Publications & Resources

Assessing Student Achievement: Search for Validity and Balance

Jun 1998

Anne Lewis

With uncanny timing, the 1997 CRESST Conference confronted issues about proposed national tests at the very moment the proposal was being debated on Capitol Hill. While the east coast discussion was almost purely political, the three-day CRESST Conference made it obvious that such large-scale testing would raise challenging technical issues which, ultimately, also would become political ones.
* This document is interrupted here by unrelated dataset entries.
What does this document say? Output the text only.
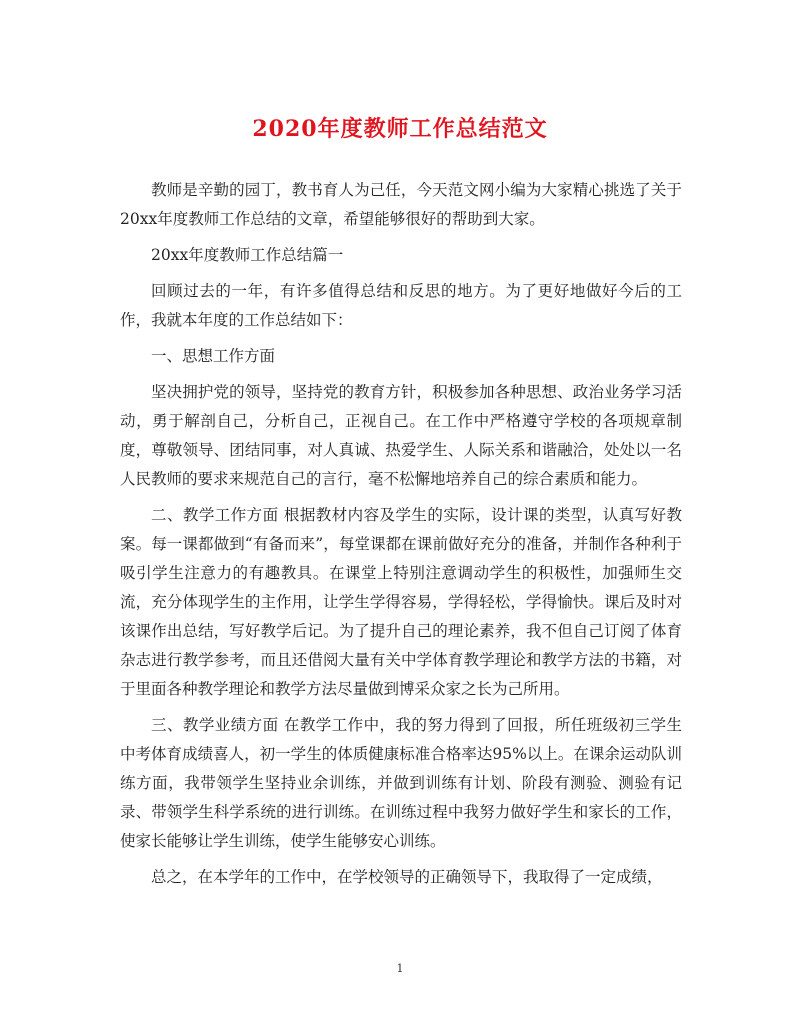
2020年度教师工作总结范文

教师是辛勤的园丁，教书育人为己任，今天范文网小编为大家精心挑选了关于20xx年度教师工作总结的文章，希望能够很好的帮助到大家。

20xx年度教师工作总结篇一

回顾过去的一年，有许多值得总结和反思的地方。为了更好地做好今后的工作，我就本年度的工作总结如下：

一、思想工作方面

坚决拥护党的领导，坚持党的教育方针，积极参加各种思想、政治业务学习活动，勇于解剖自己，分析自己，正视自己。在工作中严格遵守学校的各项规章制度，尊敬领导、团结同事，对人真诚、热爱学生、人际关系和谐融洽，处处以一名人民教师的要求来规范自己的言行，毫不松懈地培养自己的综合素质和能力。

二、教学工作方面 根据教材内容及学生的实际，设计课的类型，认真写好教案。每一课都做到“有备而来”，每堂课都在课前做好充分的准备，并制作各种利于吸引学生注意力的有趣教具。在课堂上特别注意调动学生的积极性，加强师生交流，充分体现学生的主作用，让学生学得容易，学得轻松，学得愉快。课后及时对该课作出总结，写好教学后记。为了提升自己的理论素养，我不但自己订阅了体育杂志进行教学参考，而且还借阅大量有关中学体育教学理论和教学方法的书籍，对于里面各种教学理论和教学方法尽量做到博采众家之长为己所用。

三、教学业绩方面 在教学工作中，我的努力得到了回报，所任班级初三学生中考体育成绩喜人，初一学生的体质健康标准合格率达95%以上。在课余运动队训练方面，我带领学生坚持业余训练，并做到训练有计划、阶段有测验、测验有记录、带领学生科学系统的进行训练。在训练过程中我努力做好学生和家长的工作，使家长能够让学生训练，使学生能够安心训练。

总之，在本学年的工作中，在学校领导的正确领导下，我取得了一定成绩，

1
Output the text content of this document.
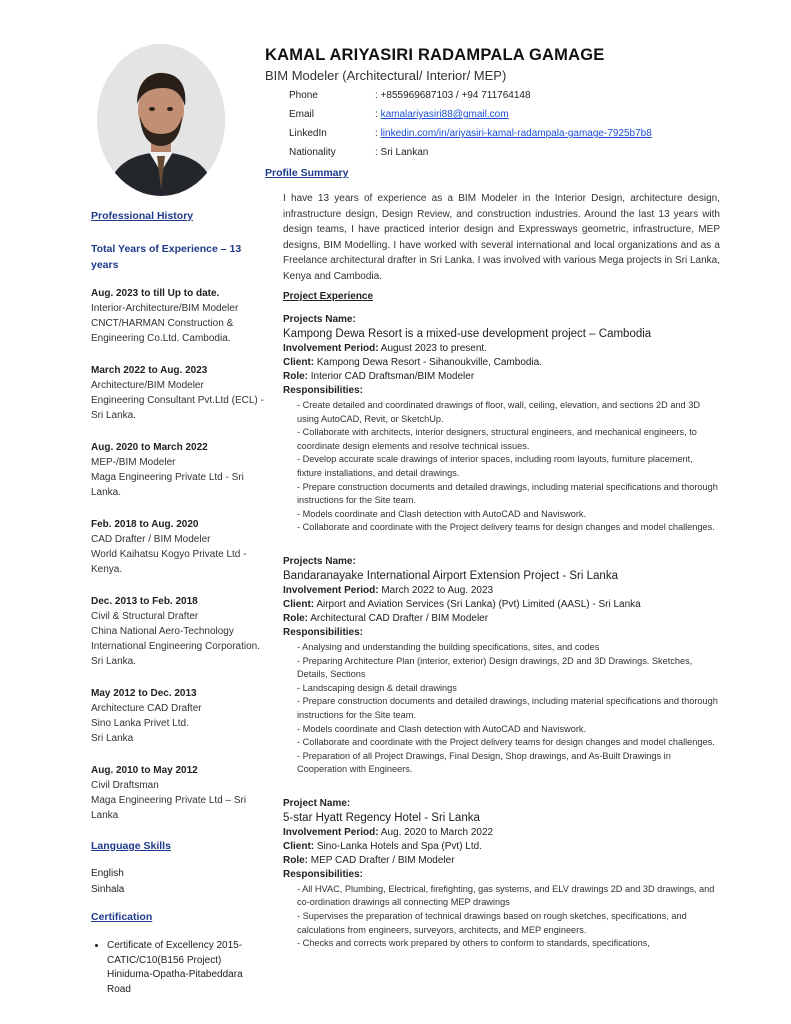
Professional History
Total Years of Experience – 13 years
Aug. 2023 to till Up to date.
Interior-Architecture/BIM Modeler
CNCT/HARMAN Construction & Engineering Co.Ltd. Cambodia.
March 2022 to Aug. 2023
Architecture/BIM Modeler
Engineering Consultant Pvt.Ltd (ECL) - Sri Lanka.
Aug. 2020 to March 2022
MEP-/BIM Modeler
Maga Engineering Private Ltd - Sri Lanka.
Feb. 2018 to Aug. 2020
CAD Drafter / BIM Modeler
World Kaihatsu Kogyo Private Ltd - Kenya.
Dec. 2013 to Feb. 2018
Civil & Structural Drafter
China National Aero-Technology International Engineering Corporation.
Sri Lanka.
May 2012 to Dec. 2013
Architecture CAD Drafter
Sino Lanka Privet Ltd.
Sri Lanka
Aug. 2010 to May 2012
Civil Draftsman
Maga Engineering Private Ltd – Sri Lanka
Language Skills
English
Sinhala
Certification
• Certificate of Excellency 2015- CATIC/C10(B156 Project) Hiniduma-Opatha-Pitabeddara Road
KAMAL ARIYASIRI RADAMPALA GAMAGE
BIM Modeler (Architectural/ Interior/ MEP)
Phone	: +855969687103 / +94 711764148
Email	: kamalariyasiri88@gmail.com
LinkedIn	: linkedin.com/in/ariyasiri-kamal-radampala-gamage-7925b7b8
Nationality	: Sri Lankan
Profile Summary
I have 13 years of experience as a BIM Modeler in the Interior Design, architecture design, infrastructure design, Design Review, and construction industries. Around the last 13 years with design teams, I have practiced interior design and Expressways geometric, infrastructure, MEP designs, BIM Modelling. I have worked with several international and local organizations and as a Freelance architectural drafter in Sri Lanka. I was involved with various Mega projects in Sri Lanka, Kenya and Cambodia.
Project Experience
Projects Name:
Kampong Dewa Resort is a mixed-use development project – Cambodia
Involvement Period: August 2023 to present.
Client: Kampong Dewa Resort - Sihanoukville, Cambodia.
Role: Interior CAD Draftsman/BIM Modeler
Responsibilities:
- Create detailed and coordinated drawings of floor, wall, ceiling, elevation, and sections 2D and 3D using AutoCAD, Revit, or SketchUp.
- Collaborate with architects, interior designers, structural engineers, and mechanical engineers, to coordinate design elements and resolve technical issues.
- Develop accurate scale drawings of interior spaces, including room layouts, furniture placement, fixture installations, and detail drawings.
- Prepare construction documents and detailed drawings, including material specifications and thorough instructions for the Site team.
- Models coordinate and Clash detection with AutoCAD and Naviswork.
- Collaborate and coordinate with the Project delivery teams for design changes and model challenges.
Projects Name:
Bandaranayake International Airport Extension Project - Sri Lanka
Involvement Period: March 2022 to Aug. 2023
Client: Airport and Aviation Services (Sri Lanka) (Pvt) Limited (AASL) - Sri Lanka
Role: Architectural CAD Drafter / BIM Modeler
Responsibilities:
- Analysing and understanding the building specifications, sites, and codes
- Preparing Architecture Plan (interior, exterior) Design drawings, 2D and 3D Drawings. Sketches, Details, Sections
- Landscaping design & detail drawings
- Prepare construction documents and detailed drawings, including material specifications and thorough instructions for the Site team.
- Models coordinate and Clash detection with AutoCAD and Naviswork.
- Collaborate and coordinate with the Project delivery teams for design changes and model challenges.
- Preparation of all Project Drawings, Final Design, Shop drawings, and As-Built Drawings in Cooperation with Engineers.
Project Name:
5-star Hyatt Regency Hotel - Sri Lanka
Involvement Period: Aug. 2020 to March 2022
Client: Sino-Lanka Hotels and Spa (Pvt) Ltd.
Role: MEP CAD Drafter / BIM Modeler
Responsibilities:
- All HVAC, Plumbing, Electrical, firefighting, gas systems, and ELV drawings 2D and 3D drawings, and co-ordination drawings all connecting MEP drawings
- Supervises the preparation of technical drawings based on rough sketches, specifications, and calculations from engineers, surveyors, architects, and MEP engineers.
- Checks and corrects work prepared by others to conform to standards, specifications,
As the debate continues through several required Congressional studies, it will become even more apparent that the CRESST Conference agenda anticipated the large as well as less obvious concerns of assessment experts and policymakers as they tackle this new phase in assessment policy. The CRESST presentations and discussions made the conference theme–searching for validity and balance in student achievement–even more urgent because validity certainly was on the minds of those who had examined the issues related to national testing. And balance was an issue for all who placed the idea of national tests into the context of local realities and community values. These issues “are essential to every testing program,” CRESST Co-director Eva Baker noted at the opening of the conference, but they are particularly pertinent to the idea of national testing, she said.

Lewis, A. (1998). Assessing student achievement: Search for validity and balance (CSE Report 481). Los Angeles: University of California, Los Angeles, National Center for Research on Evaluation, Standards, and Student Testing (CRESST).